No doubt consumers are thinking about festivities, after last year's were put on hold.

And even if they're not, marketers and retailers like Walmart have begun to prepare. A growing number of retailers are dangling new perks to recruit and retain employees to support an early shopping rush.

Walmart, for example, is giving weekly bonuses to warehouse workers to compete in a competitive labor market. The added pay is intended to get ahead of the holiday rush shopping season.



Target also rolled out a debt-free college education for full-or-part-time employees, beginning in the fall. And then there is the $200 bonus for all hourly workers.

Shopping rewards app Shopkick found that in a recent survey 22% of consumers plan to shop earlier this year, with 25% expecting to do most of their shopping before Thanksgiving and 10% before Halloween.

While 52% report the threat of continued inflation will impact their holiday budgets, 64% plan to spend the same amount as last year, and 15% are increasing their budgets.

The survey asked more than 23,000 U.S. consumers when, where, and how they will shop this holiday season, and the impact the economy will have on their behavior. The study was fielded between July 5 and July 12, 2021.

Although online shopping increased during the COVID-19 pandemic, 43% of consumers expect to make the majority of their holiday purchases in a physical store -- up 9% compared with last year. Some 68% will visit big-box stores like Target and Walmart.

When it comes to the in-store experience, 70% said it’s the ability to try on, touch, and see physical products, and 41% pointed to the in-person interactions with sales associates were ranked as most important to drive them to brick-and-mortar.

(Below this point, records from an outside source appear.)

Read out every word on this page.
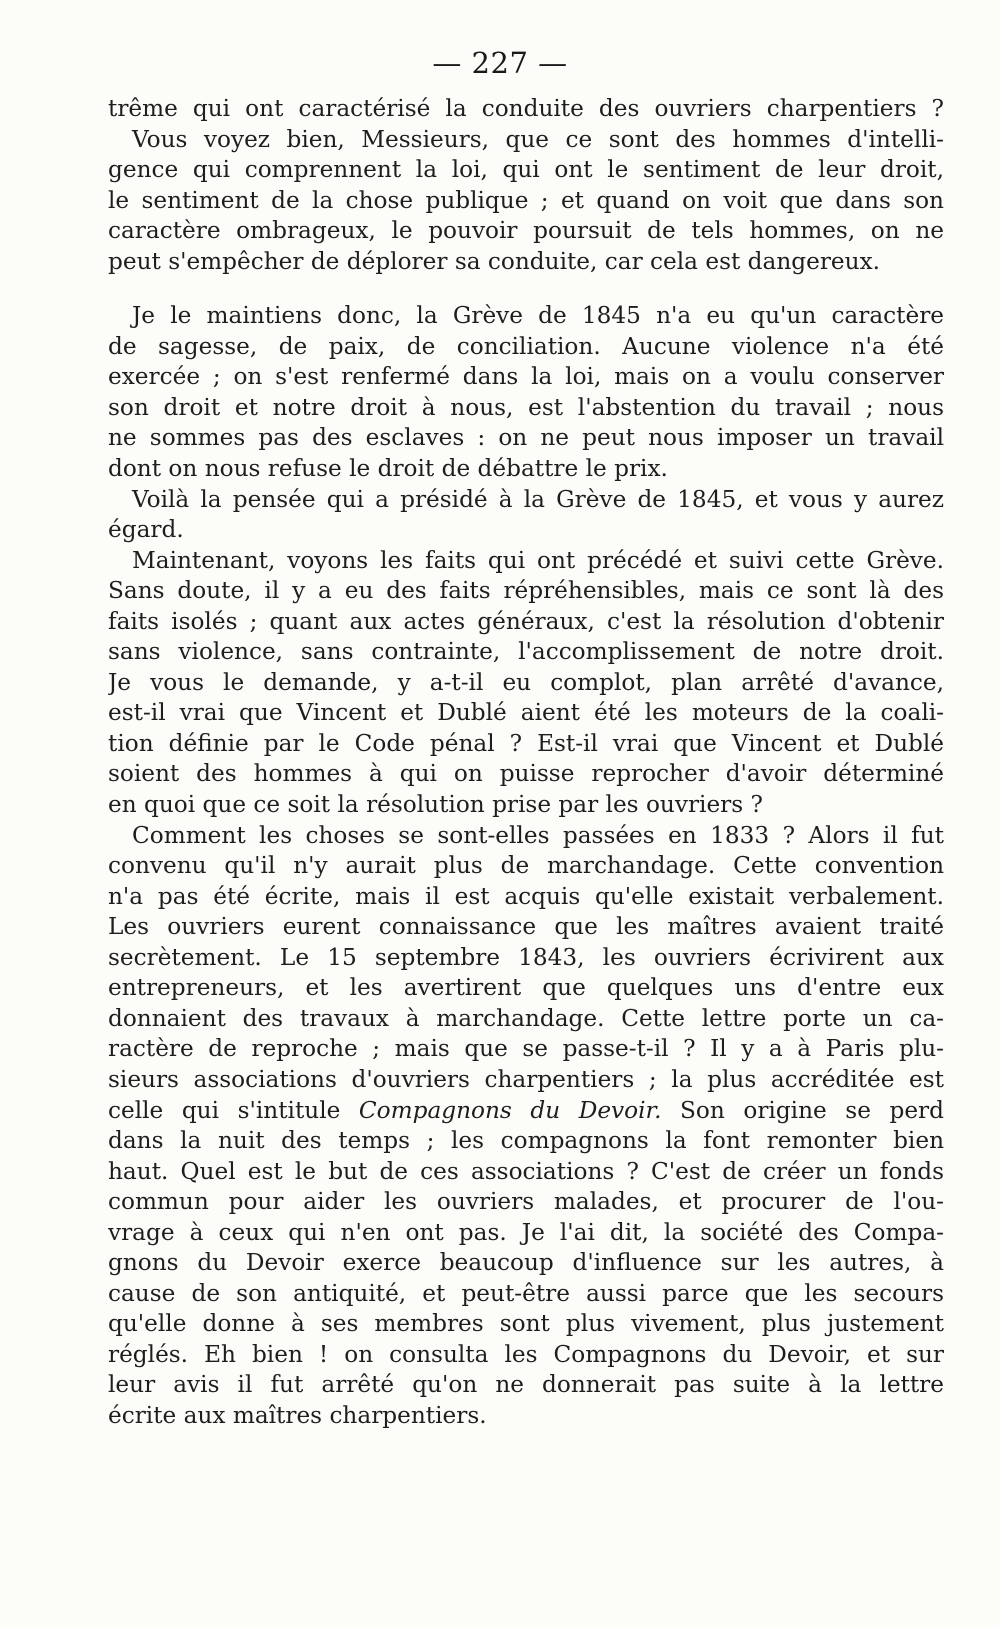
— 227 —
trême qui ont caractérisé la conduite des ouvriers charpentiers ?
Vous voyez bien, Messieurs, que ce sont des hommes d'intelli-
gence qui comprennent la loi, qui ont le sentiment de leur droit,
le sentiment de la chose publique ; et quand on voit que dans son
caractère ombrageux, le pouvoir poursuit de tels hommes, on ne
peut s'empêcher de déplorer sa conduite, car cela est dangereux.
Je le maintiens donc, la Grève de 1845 n'a eu qu'un caractère
de sagesse, de paix, de conciliation. Aucune violence n'a été
exercée ; on s'est renfermé dans la loi, mais on a voulu conserver
son droit et notre droit à nous, est l'abstention du travail ; nous
ne sommes pas des esclaves : on ne peut nous imposer un travail
dont on nous refuse le droit de débattre le prix.
Voilà la pensée qui a présidé à la Grève de 1845, et vous y aurez
égard.
Maintenant, voyons les faits qui ont précédé et suivi cette Grève.
Sans doute, il y a eu des faits répréhensibles, mais ce sont là des
faits isolés ; quant aux actes généraux, c'est la résolution d'obtenir
sans violence, sans contrainte, l'accomplissement de notre droit.
Je vous le demande, y a-t-il eu complot, plan arrêté d'avance,
est-il vrai que Vincent et Dublé aient été les moteurs de la coali-
tion définie par le Code pénal ? Est-il vrai que Vincent et Dublé
soient des hommes à qui on puisse reprocher d'avoir déterminé
en quoi que ce soit la résolution prise par les ouvriers ?
Comment les choses se sont-elles passées en 1833 ? Alors il fut
convenu qu'il n'y aurait plus de marchandage. Cette convention
n'a pas été écrite, mais il est acquis qu'elle existait verbalement.
Les ouvriers eurent connaissance que les maîtres avaient traité
secrètement. Le 15 septembre 1843, les ouvriers écrivirent aux
entrepreneurs, et les avertirent que quelques uns d'entre eux
donnaient des travaux à marchandage. Cette lettre porte un ca-
ractère de reproche ; mais que se passe-t-il ? Il y a à Paris plu-
sieurs associations d'ouvriers charpentiers ; la plus accréditée est
celle qui s'intitule Compagnons du Devoir. Son origine se perd
dans la nuit des temps ; les compagnons la font remonter bien
haut. Quel est le but de ces associations ? C'est de créer un fonds
commun pour aider les ouvriers malades, et procurer de l'ou-
vrage à ceux qui n'en ont pas. Je l'ai dit, la société des Compa-
gnons du Devoir exerce beaucoup d'influence sur les autres, à
cause de son antiquité, et peut-être aussi parce que les secours
qu'elle donne à ses membres sont plus vivement, plus justement
réglés. Eh bien ! on consulta les Compagnons du Devoir, et sur
leur avis il fut arrêté qu'on ne donnerait pas suite à la lettre
écrite aux maîtres charpentiers.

Some 20% cited product sampling, 15% cited complimentary gift wrapping, and 13% said holiday activations like on-site Santa.

About 45% of shoppers said they will shop on less busy days at less busy times, and 42% will shop at one-stop shops.

Some 15% of shoppers plan to spend more this holiday season compared to last year, and 26% of Gen Z consumers have larger budgets. Half of Gen Z say the increase in spending is because they have more people to shop for, and 45% say they feel more financially secure.

Consumers also expect in-store safety measures to continue throughout the holiday season, with 48% requesting retailers offer disinfecting spray, 36% enforcing social distancing, 34% installing plexiglass barriers at checkout, and 32% requiring employees to wear face coverings.

Despite all the talk about shopping in stores, 57% expect to make the majority of their holiday purchases online, with 73% reporting Amazon as their primary shopping destination. Outside of Amazon, younger generations — 65% of Gen Z and 60% of Millennials — will shop at Etsy, while 57% the Silent Generation, born between roughly 1925 and 1945, will frequent eBay.

Free shipping and returns remain the top priorities for online shoppers.

Some 94% say free shipping is the most crucial incentive for online seasonal shopping, followed by 60% who cite fast shipping, 31% who cite flexible and long return policies, and 19% who cite buy now, pay later and BOPIS.